Richtig gutes Essen von Junko Takase

Auf dem Foto ist auf der linken Seite das Buch Richtig gutes Essen von Junko Takase auf einem Buchentisch liegend zu sehen und daneben ist eine dunkelgraue Schale mit Instantnudeln und Stäbchen zu sehen. Es ist das Headerbild zur Rezension des Buches.

Aktualisiert am 15. Februar 2026 von Antje Tomfohrde

übersetzt von Yoko Ann Hamann

„Richtig gutes Essen“ hat mich allein vom Titel und vom Cover schon angesprochen und ich wollte es unbedingt lesen. Japanische Literatur stand bislang auch selten auf meiner Lesewunschliste, also waren die Startbedingungen denkbar gut für dieses Buch.

Worum geht es in dem Buch?

Nitani arbeitet in einem japanischen Büro und wünscht sich, dass ums Essen nicht so viel Wind gemacht wird. Ihm würde es reichen, sich durchgängig von Instantnudeln zu ernähren oder noch besser wäre es, wenn er eine Tablette einnehmen könnte, die ihn mit allem versorgt, was er so braucht.

„Ich wünschte, ich könnte dreimal am Tag Instantnudeln essen und trotzdem alle Voraussetzungen für ein gesundes Leben erfüllen. Oder dass es eine Tablette gäbe, die man einmal am Tag einnimmt, die alles Nährstoffe und Kalorien enthält, die man braucht. Man bräuchte nur die Tablette, um gesund zu bleiben, beim Essen ginge es dann nur noch um Genuss.“

Aus „Richtig gutes Essen“ von Junko Takase

Im Büro herrschen feste Regeln und auch für den Rest seines Lebens vermutet Nitani, dass es Regeln einzuhalten gilt, zum Beispiel ein nette, folgsame Frau zu heiraten und in einem Job wie dem seinen bis an sein Lebensende zu arbeiten.

„Nitani fragte sich, wann er heiraten würde. Nicht weil er heiraten wollte, sondern weil er noch nie gedacht hatte, dass er nicht heiraten wollte. Zwar gibt es Leute auf der Welt, die sich entscheiden, niemals zu heiraten, aber das ist eine Entscheidung für diejenigen mit ausreichend starkem Willen, für Leute wie mich, die keine bestimmten Wünsche haben, ergibt es dagegen keinen Sinn, nicht irgendwann zu heiraten.“

Aus „Richtig gutes Essen“ von Junko Takase

Er trifft sich mit Ashikawa, einer Kollegin, die wenig Ehrgeiz besitzt, aber die ideale Ehefrau wäre. Mit seiner Kollegin Oshio trifft er sich nach der Arbeit zum Trinken und lässt sich von ihr zu einem perfiden Plan anstiften.
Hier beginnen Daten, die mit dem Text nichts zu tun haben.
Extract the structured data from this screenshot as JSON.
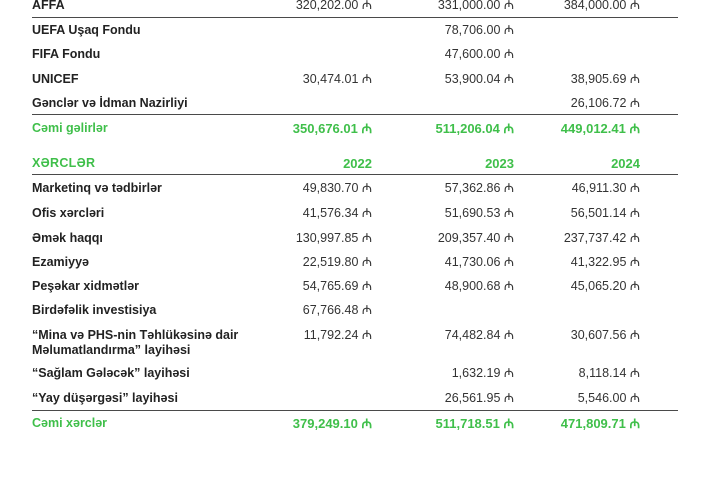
{
  "income_rows": [
    {
      "label": "AFFA",
      "y2022": "320,202.00 ₼",
      "y2023": "331,000.00 ₼",
      "y2024": "384,000.00 ₼"
    },
    {
      "label": "UEFA Uşaq Fondu",
      "y2022": "",
      "y2023": "78,706.00 ₼",
      "y2024": ""
    },
    {
      "label": "FIFA Fondu",
      "y2022": "",
      "y2023": "47,600.00 ₼",
      "y2024": ""
    },
    {
      "label": "UNICEF",
      "y2022": "30,474.01 ₼",
      "y2023": "53,900.04 ₼",
      "y2024": "38,905.69 ₼"
    },
    {
      "label": "Gənclər və İdman Nazirliyi",
      "y2022": "",
      "y2023": "",
      "y2024": "26,106.72 ₼"
    }
  ],
  "income_total": {
    "label": "Cəmi gəlirlər",
    "y2022": "350,676.01 ₼",
    "y2023": "511,206.04 ₼",
    "y2024": "449,012.41 ₼"
  },
  "expenses_header": {
    "label": "XƏRCLƏR",
    "y2022": "2022",
    "y2023": "2023",
    "y2024": "2024"
  },
  "expense_rows": [
    {
      "label": "Marketinq və tədbirlər",
      "y2022": "49,830.70 ₼",
      "y2023": "57,362.86 ₼",
      "y2024": "46,911.30 ₼"
    },
    {
      "label": "Ofis xərcləri",
      "y2022": "41,576.34 ₼",
      "y2023": "51,690.53 ₼",
      "y2024": "56,501.14 ₼"
    },
    {
      "label": "Əmək haqqı",
      "y2022": "130,997.85 ₼",
      "y2023": "209,357.40 ₼",
      "y2024": "237,737.42 ₼"
    },
    {
      "label": "Ezamiyyə",
      "y2022": "22,519.80 ₼",
      "y2023": "41,730.06 ₼",
      "y2024": "41,322.95 ₼"
    },
    {
      "label": "Peşəkar xidmətlər",
      "y2022": "54,765.69 ₼",
      "y2023": "48,900.68 ₼",
      "y2024": "45,065.20 ₼"
    },
    {
      "label": "Birdəfəlik investisiya",
      "y2022": "67,766.48 ₼",
      "y2023": "",
      "y2024": ""
    },
    {
      "label": "“Mina və PHS-nin Təhlükəsinə dair\nMəlumatlandırma” layihəsi",
      "y2022": "11,792.24 ₼",
      "y2023": "74,482.84 ₼",
      "y2024": "30,607.56 ₼"
    },
    {
      "label": "“Sağlam Gələcək” layihəsi",
      "y2022": "",
      "y2023": "1,632.19 ₼",
      "y2024": "8,118.14 ₼"
    },
    {
      "label": "“Yay düşərgəsi” layihəsi",
      "y2022": "",
      "y2023": "26,561.95 ₼",
      "y2024": "5,546.00 ₼"
    }
  ],
  "expense_total": {
    "label": "Cəmi xərclər",
    "y2022": "379,249.10 ₼",
    "y2023": "511,718.51 ₼",
    "y2024": "471,809.71 ₼"
  },
  "colors": {
    "accent_green": "#3fbf4a",
    "text": "#222222",
    "rule": "#4a4a4a"
  }
}
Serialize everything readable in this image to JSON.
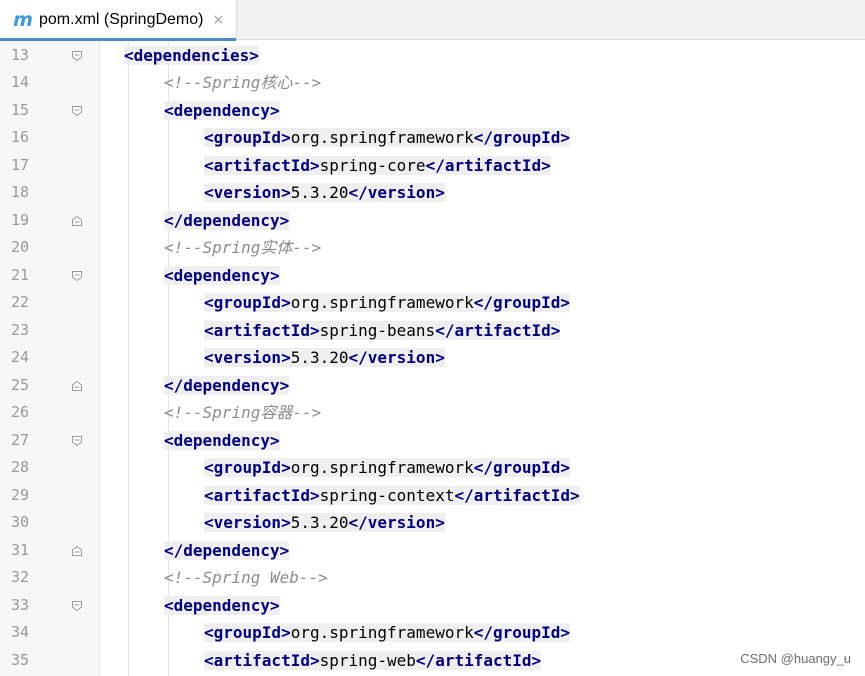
{
  "tab": {
    "icon": "maven-m-icon",
    "icon_glyph": "m",
    "label": "pom.xml (SpringDemo)",
    "close_glyph": "×"
  },
  "lines": [
    {
      "number": "13",
      "indent": 1,
      "fold": "open",
      "parts": [
        {
          "t": "tag",
          "v": "<dependencies>"
        }
      ]
    },
    {
      "number": "14",
      "indent": 2,
      "fold": "",
      "parts": [
        {
          "t": "comment",
          "v": "<!--Spring核心-->"
        }
      ]
    },
    {
      "number": "15",
      "indent": 2,
      "fold": "open",
      "parts": [
        {
          "t": "tag",
          "v": "<dependency>"
        }
      ]
    },
    {
      "number": "16",
      "indent": 3,
      "fold": "",
      "parts": [
        {
          "t": "tag",
          "v": "<groupId>"
        },
        {
          "t": "txt",
          "v": "org.springframework"
        },
        {
          "t": "tag",
          "v": "</groupId>"
        }
      ]
    },
    {
      "number": "17",
      "indent": 3,
      "fold": "",
      "parts": [
        {
          "t": "tag",
          "v": "<artifactId>"
        },
        {
          "t": "txt",
          "v": "spring-core"
        },
        {
          "t": "tag",
          "v": "</artifactId>"
        }
      ]
    },
    {
      "number": "18",
      "indent": 3,
      "fold": "",
      "parts": [
        {
          "t": "tag",
          "v": "<version>"
        },
        {
          "t": "txt",
          "v": "5.3.20"
        },
        {
          "t": "tag",
          "v": "</version>"
        }
      ]
    },
    {
      "number": "19",
      "indent": 2,
      "fold": "close",
      "parts": [
        {
          "t": "tag",
          "v": "</dependency>"
        }
      ]
    },
    {
      "number": "20",
      "indent": 2,
      "fold": "",
      "parts": [
        {
          "t": "comment",
          "v": "<!--Spring实体-->"
        }
      ]
    },
    {
      "number": "21",
      "indent": 2,
      "fold": "open",
      "parts": [
        {
          "t": "tag",
          "v": "<dependency>"
        }
      ]
    },
    {
      "number": "22",
      "indent": 3,
      "fold": "",
      "parts": [
        {
          "t": "tag",
          "v": "<groupId>"
        },
        {
          "t": "txt",
          "v": "org.springframework"
        },
        {
          "t": "tag",
          "v": "</groupId>"
        }
      ]
    },
    {
      "number": "23",
      "indent": 3,
      "fold": "",
      "parts": [
        {
          "t": "tag",
          "v": "<artifactId>"
        },
        {
          "t": "txt",
          "v": "spring-beans"
        },
        {
          "t": "tag",
          "v": "</artifactId>"
        }
      ]
    },
    {
      "number": "24",
      "indent": 3,
      "fold": "",
      "parts": [
        {
          "t": "tag",
          "v": "<version>"
        },
        {
          "t": "txt",
          "v": "5.3.20"
        },
        {
          "t": "tag",
          "v": "</version>"
        }
      ]
    },
    {
      "number": "25",
      "indent": 2,
      "fold": "close",
      "parts": [
        {
          "t": "tag",
          "v": "</dependency>"
        }
      ]
    },
    {
      "number": "26",
      "indent": 2,
      "fold": "",
      "parts": [
        {
          "t": "comment",
          "v": "<!--Spring容器-->"
        }
      ]
    },
    {
      "number": "27",
      "indent": 2,
      "fold": "open",
      "parts": [
        {
          "t": "tag",
          "v": "<dependency>"
        }
      ]
    },
    {
      "number": "28",
      "indent": 3,
      "fold": "",
      "parts": [
        {
          "t": "tag",
          "v": "<groupId>"
        },
        {
          "t": "txt",
          "v": "org.springframework"
        },
        {
          "t": "tag",
          "v": "</groupId>"
        }
      ]
    },
    {
      "number": "29",
      "indent": 3,
      "fold": "",
      "parts": [
        {
          "t": "tag",
          "v": "<artifactId>"
        },
        {
          "t": "txt",
          "v": "spring-context"
        },
        {
          "t": "tag",
          "v": "</artifactId>"
        }
      ]
    },
    {
      "number": "30",
      "indent": 3,
      "fold": "",
      "parts": [
        {
          "t": "tag",
          "v": "<version>"
        },
        {
          "t": "txt",
          "v": "5.3.20"
        },
        {
          "t": "tag",
          "v": "</version>"
        }
      ]
    },
    {
      "number": "31",
      "indent": 2,
      "fold": "close",
      "parts": [
        {
          "t": "tag",
          "v": "</dependency>"
        }
      ]
    },
    {
      "number": "32",
      "indent": 2,
      "fold": "",
      "parts": [
        {
          "t": "comment",
          "v": "<!--Spring Web-->"
        }
      ]
    },
    {
      "number": "33",
      "indent": 2,
      "fold": "open",
      "parts": [
        {
          "t": "tag",
          "v": "<dependency>"
        }
      ]
    },
    {
      "number": "34",
      "indent": 3,
      "fold": "",
      "parts": [
        {
          "t": "tag",
          "v": "<groupId>"
        },
        {
          "t": "txt",
          "v": "org.springframework"
        },
        {
          "t": "tag",
          "v": "</groupId>"
        }
      ]
    },
    {
      "number": "35",
      "indent": 3,
      "fold": "",
      "parts": [
        {
          "t": "tag",
          "v": "<artifactId>"
        },
        {
          "t": "txt",
          "v": "spring-web"
        },
        {
          "t": "tag",
          "v": "</artifactId>"
        }
      ]
    }
  ],
  "watermark": "CSDN @huangy_u",
  "colors": {
    "tag": "#000080",
    "comment": "#8c8c8c",
    "text": "#000000",
    "tag_background": "#efefef",
    "tab_accent": "#4a88c7",
    "icon": "#3d9ae0"
  }
}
Die Tage spielen sich hauptsächlich im Büro ab und drehen sich meist ums Essen und um die viele Arbeit, die zu erledigen ist. Wir erfahren viel über die japanische Arbeitskultur und der Bedeutung von Essen, dem Nitani mal so gar nichts abgewinnen kann.

Wie hat mir „Richtig gutes Essen“ gefallen?
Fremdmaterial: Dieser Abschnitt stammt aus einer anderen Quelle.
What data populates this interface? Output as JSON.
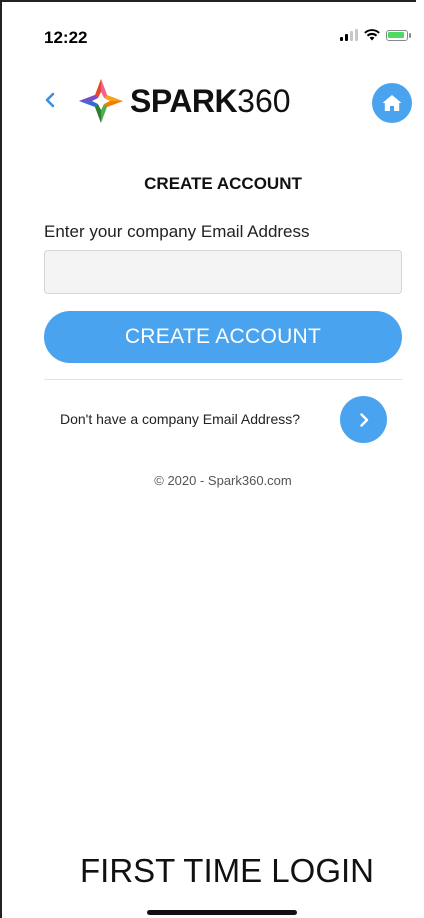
{
  "status_bar": {
    "time": "12:22",
    "icons": [
      "signal-icon",
      "wifi-icon",
      "battery-charging-icon"
    ]
  },
  "header": {
    "back_icon": "chevron-left-icon",
    "logo_bold": "SPARK",
    "logo_light": "360",
    "home_icon": "home-icon"
  },
  "form": {
    "heading": "CREATE ACCOUNT",
    "email_label": "Enter your company Email Address",
    "email_value": "",
    "email_placeholder": "",
    "submit_label": "CREATE ACCOUNT"
  },
  "alternate": {
    "text": "Don't have a company Email Address?",
    "next_icon": "chevron-right-icon"
  },
  "footer": {
    "copyright": "© 2020 - Spark360.com"
  },
  "caption": "FIRST TIME LOGIN",
  "colors": {
    "accent": "#4aa3ee",
    "back_chevron": "#3b8fe0",
    "input_background": "#f4f4f4"
  }
}
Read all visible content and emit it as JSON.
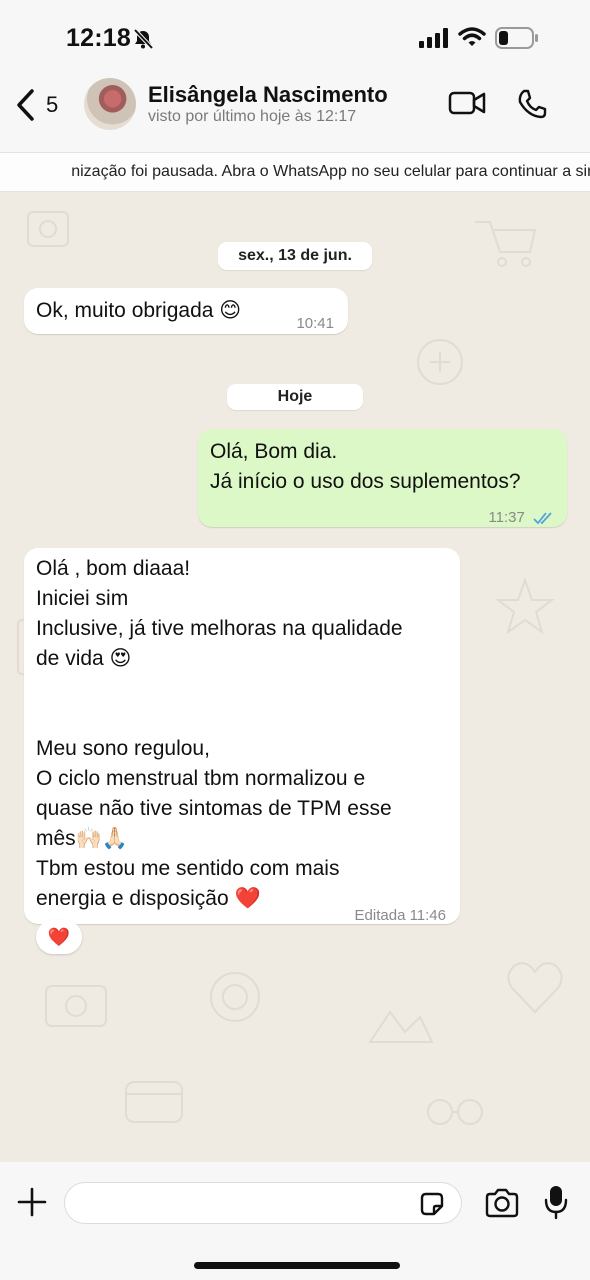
{
  "status_bar": {
    "time": "12:18",
    "icons": [
      "bell-slash-icon",
      "signal-icon",
      "wifi-icon",
      "battery-icon"
    ]
  },
  "header": {
    "back_count": "5",
    "contact_name": "Elisângela Nascimento",
    "contact_status": "visto por último hoje às 12:17",
    "icons": [
      "chevron-left-icon",
      "video-call-icon",
      "phone-icon"
    ]
  },
  "banner": {
    "text": "nização foi pausada. Abra o WhatsApp no seu celular para continuar a sin"
  },
  "chat": {
    "date_1": "sex., 13 de jun.",
    "date_2": "Hoje",
    "messages": [
      {
        "direction": "incoming",
        "lines": [
          "Ok, muito obrigada 😊"
        ],
        "time": "10:41"
      },
      {
        "direction": "outgoing",
        "lines": [
          "Olá, Bom dia.",
          "Já início o uso dos suplementos?"
        ],
        "time": "11:37",
        "status": "read"
      },
      {
        "direction": "incoming",
        "lines": [
          "Olá , bom diaaa!",
          "Iniciei sim",
          "Inclusive, já tive melhoras na qualidade",
          "de vida 😍",
          "",
          "",
          "Meu sono regulou,",
          "O ciclo menstrual tbm normalizou e",
          "quase não tive sintomas de TPM esse",
          "mês🙌🏻🙏🏻",
          "Tbm estou me sentido com mais",
          "energia e disposição ❤️"
        ],
        "time": "Editada 11:46",
        "reaction": "❤️"
      }
    ]
  },
  "input_bar": {
    "placeholder": "",
    "icons": [
      "plus-icon",
      "sticker-icon",
      "camera-icon",
      "microphone-icon"
    ]
  },
  "colors": {
    "outgoing_bubble": "#dcf8c6",
    "incoming_bubble": "#ffffff",
    "chat_background": "#efeae2",
    "read_ticks": "#4fa3e0"
  }
}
Von der Länge her ist „Richtig gutes Essen“ mit fast 160 Seiten ein richtiges Snackbuch – genau richtig also, um von jemandem zu erzählen, der als Lieblingsgericht Instantnudeln hat, die circa drei Minuten Zubereitungszeit brauchen.

Und mehr Zeit möchte Nitani, der Protagonist des Romans auch nicht aufs Essen und seine Zubereitung verschwenden. Essen ist ihm völlig egal bzw. das, was ihn wirklich satt macht, sind Instantnudeln.

Für die anderen Menschen in seiner Bürogemeinschaft hat Essen eine ganz andere Bedeutung, es ist wichtig, gemeinsam zu speisen und nach Möglichkeit frisch zu kochen. Ganz extrem ausgeprägt ist das bei seiner Kollegin Ashikawa, die immer wieder selbst gebackene Backwaren mit ins Büro bringt, um die anderen zu überraschen. Das Backen ist das, wo Ashikawa wirklich ehrgeizig ist, ganz im Gegensatz zu ihrer Arbeit, wo sie tatsächlich pünktlich geht, was als Unding gilt, denn alle anderen machen selbstverständlich Überstunden.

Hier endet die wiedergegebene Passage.